OT: My birthday present, a WT310E.

On 2019-09-12 03:03, Winfield Hill wrote:
Dimitrij Klingbeil wrote...

This one is for the 300E series, prices are on the last page:
https://cdn.tmi.yokogawa.com/BUWT300E-01JA.jp.pdf

A basic WT310E with nothing else is 187000 JPY, Harmonic
measurement option is 5000 JPY, external sensor input (without
sensors themselves) is 10000 JPY, Ethernet is 5000 JPY, D-A module
with 4 channel analog outputs is 10000 JPY. List prices are
pre-tax, so add tax for total.

Assuming yours has harmonic measurement (-G5), no ethernet and
nothing else, that would be listed new at 192000 JPY = ca. 1780
USD. With sensor inputs and harmonic measurement: 202000 JPY ~ 1870
USD.

Consumption tax (like a VAT in Japan) is 8% currently (may become
10% in the near future).

From what I've been able to tell, seeking quotes, the sales
restrictions for these products is very strong.

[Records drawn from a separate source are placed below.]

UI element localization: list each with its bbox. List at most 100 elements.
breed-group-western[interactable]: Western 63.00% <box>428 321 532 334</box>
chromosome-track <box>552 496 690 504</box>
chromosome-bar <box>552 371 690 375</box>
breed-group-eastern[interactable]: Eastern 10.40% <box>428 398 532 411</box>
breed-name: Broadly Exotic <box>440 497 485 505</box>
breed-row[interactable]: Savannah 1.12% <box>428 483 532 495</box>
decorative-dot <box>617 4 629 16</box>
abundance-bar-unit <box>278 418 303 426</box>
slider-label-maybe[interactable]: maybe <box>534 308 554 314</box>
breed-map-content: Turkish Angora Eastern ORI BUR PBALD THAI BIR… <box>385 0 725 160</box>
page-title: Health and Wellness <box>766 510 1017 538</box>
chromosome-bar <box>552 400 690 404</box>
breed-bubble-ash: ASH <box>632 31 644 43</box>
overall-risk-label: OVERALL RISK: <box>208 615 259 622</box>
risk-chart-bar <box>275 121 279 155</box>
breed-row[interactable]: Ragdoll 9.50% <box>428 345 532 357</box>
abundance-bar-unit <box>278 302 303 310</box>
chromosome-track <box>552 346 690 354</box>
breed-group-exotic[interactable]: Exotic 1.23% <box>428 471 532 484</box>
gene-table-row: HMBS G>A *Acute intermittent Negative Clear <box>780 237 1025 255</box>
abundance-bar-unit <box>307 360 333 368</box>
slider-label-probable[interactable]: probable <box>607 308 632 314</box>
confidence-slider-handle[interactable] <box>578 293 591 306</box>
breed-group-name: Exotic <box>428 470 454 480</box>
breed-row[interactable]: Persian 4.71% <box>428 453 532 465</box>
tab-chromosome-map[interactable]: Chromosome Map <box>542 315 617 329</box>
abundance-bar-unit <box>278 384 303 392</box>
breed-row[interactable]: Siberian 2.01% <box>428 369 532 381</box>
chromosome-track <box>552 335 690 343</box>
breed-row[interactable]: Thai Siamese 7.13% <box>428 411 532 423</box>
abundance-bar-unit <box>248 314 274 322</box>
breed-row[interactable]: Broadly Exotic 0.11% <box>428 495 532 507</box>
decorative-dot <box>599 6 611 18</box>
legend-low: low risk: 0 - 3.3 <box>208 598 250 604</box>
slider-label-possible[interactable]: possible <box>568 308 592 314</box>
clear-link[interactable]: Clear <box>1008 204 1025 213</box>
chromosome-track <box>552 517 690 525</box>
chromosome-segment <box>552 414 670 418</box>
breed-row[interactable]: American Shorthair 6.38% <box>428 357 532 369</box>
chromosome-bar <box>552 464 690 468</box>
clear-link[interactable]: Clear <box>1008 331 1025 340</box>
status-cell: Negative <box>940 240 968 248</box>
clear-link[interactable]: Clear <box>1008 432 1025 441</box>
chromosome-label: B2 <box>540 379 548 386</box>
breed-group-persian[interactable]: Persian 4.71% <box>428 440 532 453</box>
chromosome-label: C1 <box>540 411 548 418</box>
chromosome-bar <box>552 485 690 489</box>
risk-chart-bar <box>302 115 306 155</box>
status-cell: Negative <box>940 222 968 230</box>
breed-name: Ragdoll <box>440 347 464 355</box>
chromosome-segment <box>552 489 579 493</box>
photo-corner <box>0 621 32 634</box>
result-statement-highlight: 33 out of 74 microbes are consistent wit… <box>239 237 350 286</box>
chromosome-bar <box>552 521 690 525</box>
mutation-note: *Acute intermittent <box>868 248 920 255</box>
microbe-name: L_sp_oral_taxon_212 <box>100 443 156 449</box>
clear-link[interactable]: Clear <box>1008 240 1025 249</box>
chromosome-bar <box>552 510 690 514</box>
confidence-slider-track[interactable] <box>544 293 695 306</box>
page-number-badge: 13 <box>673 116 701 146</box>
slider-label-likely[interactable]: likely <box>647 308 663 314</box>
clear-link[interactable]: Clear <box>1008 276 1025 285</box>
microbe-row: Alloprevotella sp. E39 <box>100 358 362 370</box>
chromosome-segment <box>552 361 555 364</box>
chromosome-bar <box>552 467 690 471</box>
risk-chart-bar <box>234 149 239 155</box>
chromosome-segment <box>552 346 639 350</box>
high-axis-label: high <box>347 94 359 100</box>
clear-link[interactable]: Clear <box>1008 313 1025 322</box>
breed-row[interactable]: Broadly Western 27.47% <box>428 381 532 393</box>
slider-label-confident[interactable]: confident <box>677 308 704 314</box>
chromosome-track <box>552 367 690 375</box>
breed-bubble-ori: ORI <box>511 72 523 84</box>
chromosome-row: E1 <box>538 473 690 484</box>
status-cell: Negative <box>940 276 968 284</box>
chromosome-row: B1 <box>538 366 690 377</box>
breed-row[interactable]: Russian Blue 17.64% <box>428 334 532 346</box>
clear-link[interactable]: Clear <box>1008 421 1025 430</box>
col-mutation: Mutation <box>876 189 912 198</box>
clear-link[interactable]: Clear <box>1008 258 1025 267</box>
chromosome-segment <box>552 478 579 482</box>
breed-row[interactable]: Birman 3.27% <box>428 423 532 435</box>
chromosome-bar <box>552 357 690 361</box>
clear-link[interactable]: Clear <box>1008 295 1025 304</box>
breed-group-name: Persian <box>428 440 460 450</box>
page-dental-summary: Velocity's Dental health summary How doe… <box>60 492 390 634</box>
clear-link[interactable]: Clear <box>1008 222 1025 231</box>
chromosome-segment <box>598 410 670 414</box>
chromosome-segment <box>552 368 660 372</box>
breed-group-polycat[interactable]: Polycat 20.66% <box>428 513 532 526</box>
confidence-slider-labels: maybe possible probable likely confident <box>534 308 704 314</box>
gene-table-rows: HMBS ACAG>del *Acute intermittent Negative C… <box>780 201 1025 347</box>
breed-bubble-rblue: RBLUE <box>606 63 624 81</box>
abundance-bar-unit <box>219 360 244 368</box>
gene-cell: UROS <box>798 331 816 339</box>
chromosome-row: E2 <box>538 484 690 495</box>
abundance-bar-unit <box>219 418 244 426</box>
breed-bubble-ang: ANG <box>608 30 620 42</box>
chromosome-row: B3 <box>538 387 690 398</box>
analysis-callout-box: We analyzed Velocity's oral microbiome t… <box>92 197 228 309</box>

By the time you
purchase from the authorized distributor at your location, the prices
have gone up through the roof.

Very true, especially for test equipment from Japan.

Often the choice of authorized distributors by the manufacturer is so
poor that the manufacturer ends up with a single boutique near-unknown
distributor per country who charges an outrageous markup and in the end
leaves the manufacturer wondering why nothing ever gets sold over there.

Seen that with a multimeter from Sanwa (PC7000, handheld):
- Japanese list price 28800 JPY (= 240 EUR net plus tax)
- Germany-local prices: almost 500 EUR net, almost 600 EUR total

Whoever resells these seems not to realize that while some people may
actually buy a handheld multimeter for up to 300 EUR (if it's a well
made top of the line model), but a 600 EUR price is at best a bad joke.

Although, nowadays enough enterprising people in Japan have realized
that they can simply buy local items "as an end customer" rather than
as a distributor and than resell them on ebay anyway (with sufficient
profit margins remaining even not being able to avoid double taxation).

Then there are package forwarding services and also so called "buying
agents": small businesses that specialize in buying stuff locally for
foreign customers and posting it to overseas destinations for a fee.

Regards, Dimitrij

P.S. I'm still using my PC7000 as the "main" multimeter. Got it from
Japan with the help of a forwarding service a couple of years ago.